Qadoumi explained: “When we knocked at the doors, the residents did not respond—they were afraid we [might] be settlers. We had to swear by God’s name, we had to say personal things like our full names and where we are from to get them to open the doors to save them from the fires eating up their homes. It was a night I will never forget,” he added.
In order to communicate and notify one another about the location of the fires, the residents of the town set up group chats via Facebook and Whatsapp.
Ziad Dmeidi, a father of four, locked his family indoors, and discovered that his front porch was on fire only after getting a call from his neighbor. He managed to extinguish the flames, but less than an hour later he received a message from the same neighbor informing him of a new fire at his door.
Settlers placed tires and wooden pallets in front of the doors of homes that were set ablaze, making access and evacuation more difficult. So the paramedics climbed above the buildings to enter from the rooftop doors.
Wajih Odeh, 61, told The Nation that residents who attempted to reach homes that had been set on fire were prevented by the Israeli army from approaching.
“A woman with a hearing impairment was living on her own and her house was on fire, so many of us tried to get there but the army wouldn’t let us, they didn’t even listen to our explanation,” he explained.
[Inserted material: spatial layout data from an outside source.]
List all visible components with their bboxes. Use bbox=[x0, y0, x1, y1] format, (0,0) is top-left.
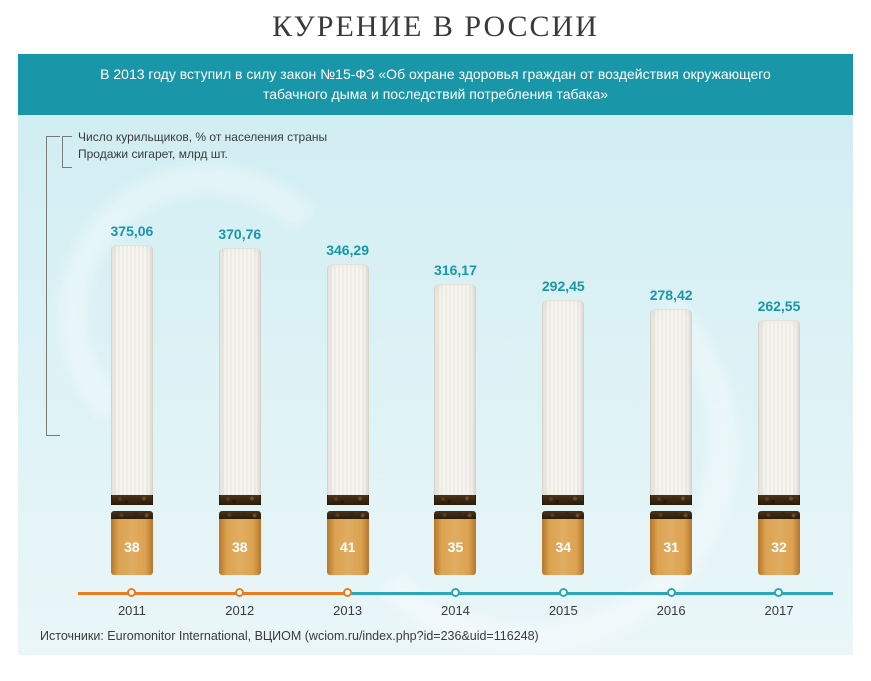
sales-value: 346,29 bbox=[326, 242, 369, 258]
bar-column: 375,06 38 bbox=[84, 223, 180, 575]
cigarette-bar: 32 bbox=[758, 320, 800, 575]
axis-dot bbox=[343, 588, 352, 597]
bars-container: 375,06 38 370,76 38 346,29 41 316,17 35 292,45 34… bbox=[78, 175, 833, 575]
bar-column: 278,42 31 bbox=[623, 287, 719, 575]
axis-year-label: 2016 bbox=[623, 603, 719, 618]
cigarette-paper bbox=[758, 320, 800, 495]
source-text: Источники: Euromonitor International, ВЦ… bbox=[40, 629, 539, 643]
cigarette-bar: 41 bbox=[327, 264, 369, 575]
cigarette-filter: 34 bbox=[542, 519, 584, 575]
cigarette-ash bbox=[219, 495, 261, 505]
sales-value: 375,06 bbox=[111, 223, 154, 239]
cigarette-paper bbox=[434, 284, 476, 495]
bar-column: 316,17 35 bbox=[407, 262, 503, 575]
axis-dot bbox=[235, 588, 244, 597]
cigarette-paper bbox=[650, 309, 692, 495]
axis-dot bbox=[559, 588, 568, 597]
axis-dot bbox=[667, 588, 676, 597]
bar-column: 262,55 32 bbox=[731, 298, 827, 575]
cigarette-bar: 38 bbox=[111, 245, 153, 575]
cigarette-ash bbox=[327, 511, 369, 519]
axis-tick: 2012 bbox=[192, 585, 288, 609]
sales-value: 262,55 bbox=[758, 298, 801, 314]
cigarette-ash bbox=[111, 495, 153, 505]
axis-year-label: 2017 bbox=[731, 603, 827, 618]
axis-year-label: 2015 bbox=[515, 603, 611, 618]
cigarette-gap bbox=[434, 505, 476, 511]
axis-tick: 2017 bbox=[731, 585, 827, 609]
legend-sales: Продажи сигарет, млрд шт. bbox=[78, 147, 228, 161]
cigarette-gap bbox=[650, 505, 692, 511]
cigarette-ash bbox=[434, 511, 476, 519]
page-title: КУРЕНИЕ В РОССИИ bbox=[18, 10, 853, 44]
axis-year-label: 2011 bbox=[84, 603, 180, 618]
cigarette-gap bbox=[542, 505, 584, 511]
cigarette-ash bbox=[219, 511, 261, 519]
cigarette-ash bbox=[758, 511, 800, 519]
axis-tick: 2016 bbox=[623, 585, 719, 609]
cigarette-filter: 38 bbox=[219, 519, 261, 575]
subtitle-bar: В 2013 году вступил в силу закон №15-ФЗ … bbox=[18, 54, 853, 115]
cigarette-ash bbox=[111, 511, 153, 519]
cigarette-ash bbox=[434, 495, 476, 505]
cigarette-paper bbox=[542, 300, 584, 495]
cigarette-ash bbox=[758, 495, 800, 505]
legend-bracket-inner bbox=[62, 136, 72, 168]
sales-value: 316,17 bbox=[434, 262, 477, 278]
legend-bracket-outer bbox=[46, 136, 60, 436]
cigarette-bar: 31 bbox=[650, 309, 692, 575]
sales-value: 370,76 bbox=[218, 226, 261, 242]
axis-tick: 2014 bbox=[407, 585, 503, 609]
axis-tick: 2013 bbox=[300, 585, 396, 609]
axis-tick: 2015 bbox=[515, 585, 611, 609]
cigarette-filter: 35 bbox=[434, 519, 476, 575]
cigarette-bar: 34 bbox=[542, 300, 584, 575]
cigarette-bar: 35 bbox=[434, 284, 476, 575]
cigarette-bar: 38 bbox=[219, 248, 261, 575]
bar-column: 346,29 41 bbox=[300, 242, 396, 575]
cigarette-ash bbox=[327, 495, 369, 505]
cigarette-ash bbox=[650, 495, 692, 505]
cigarette-filter: 32 bbox=[758, 519, 800, 575]
cigarette-filter: 38 bbox=[111, 519, 153, 575]
cigarette-paper bbox=[111, 245, 153, 495]
cigarette-paper bbox=[327, 264, 369, 495]
sales-value: 278,42 bbox=[650, 287, 693, 303]
axis-year-label: 2013 bbox=[300, 603, 396, 618]
sales-value: 292,45 bbox=[542, 278, 585, 294]
cigarette-paper bbox=[219, 248, 261, 495]
axis-dot bbox=[127, 588, 136, 597]
axis-dot bbox=[451, 588, 460, 597]
bar-column: 370,76 38 bbox=[192, 226, 288, 575]
cigarette-gap bbox=[111, 505, 153, 511]
x-axis: 2011 2012 2013 2014 2015 2016 2017 bbox=[78, 585, 833, 609]
axis-year-label: 2014 bbox=[407, 603, 503, 618]
cigarette-ash bbox=[542, 495, 584, 505]
cigarette-gap bbox=[219, 505, 261, 511]
cigarette-ash bbox=[542, 511, 584, 519]
axis-year-label: 2012 bbox=[192, 603, 288, 618]
chart-area: Число курильщиков, % от населения страны… bbox=[18, 115, 853, 655]
cigarette-ash bbox=[650, 511, 692, 519]
axis-dot bbox=[774, 588, 783, 597]
axis-tick: 2011 bbox=[84, 585, 180, 609]
cigarette-filter: 41 bbox=[327, 519, 369, 575]
legend-smokers: Число курильщиков, % от населения страны bbox=[78, 130, 327, 144]
infographic-root: КУРЕНИЕ В РОССИИ В 2013 году вступил в с… bbox=[0, 0, 871, 681]
bar-column: 292,45 34 bbox=[515, 278, 611, 575]
cigarette-filter: 31 bbox=[650, 519, 692, 575]
cigarette-gap bbox=[327, 505, 369, 511]
cigarette-gap bbox=[758, 505, 800, 511]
Instead, Odeh said, the army kept the Palestinian residents cordoned off, without allowing access to fire trucks or ambulances.
Though the scale of the attack may have come as a surprise, violence by settlers against Palestinians in the occupied West Bank is commonplace, and the perpetrators are seldom charged or even apprehended. According to data from the Israeli human rights organization Yesh Din, between 2005 and 2022 police closed 92 percent of cases of settler attacks on Palestinians without filing any indictments.
Indeed, of the roughly 400 settlers who raided Huwara on February 26, only 18 were detained by Israeli authorities—and most of them were released a few hours later without indictment.
Meanwhile, Israel is continuing its violent crackdown on Palestinian armed resistance in the northern West Bank. Twenty twenty-two was the deadliest year for Palestinians in the West Bank in nearly two decades, while killings of Palestinians by Israeli forces in 2023 in the territory have already accelerated to a rate not seen since the outbreak of the Second Intifada in 2000.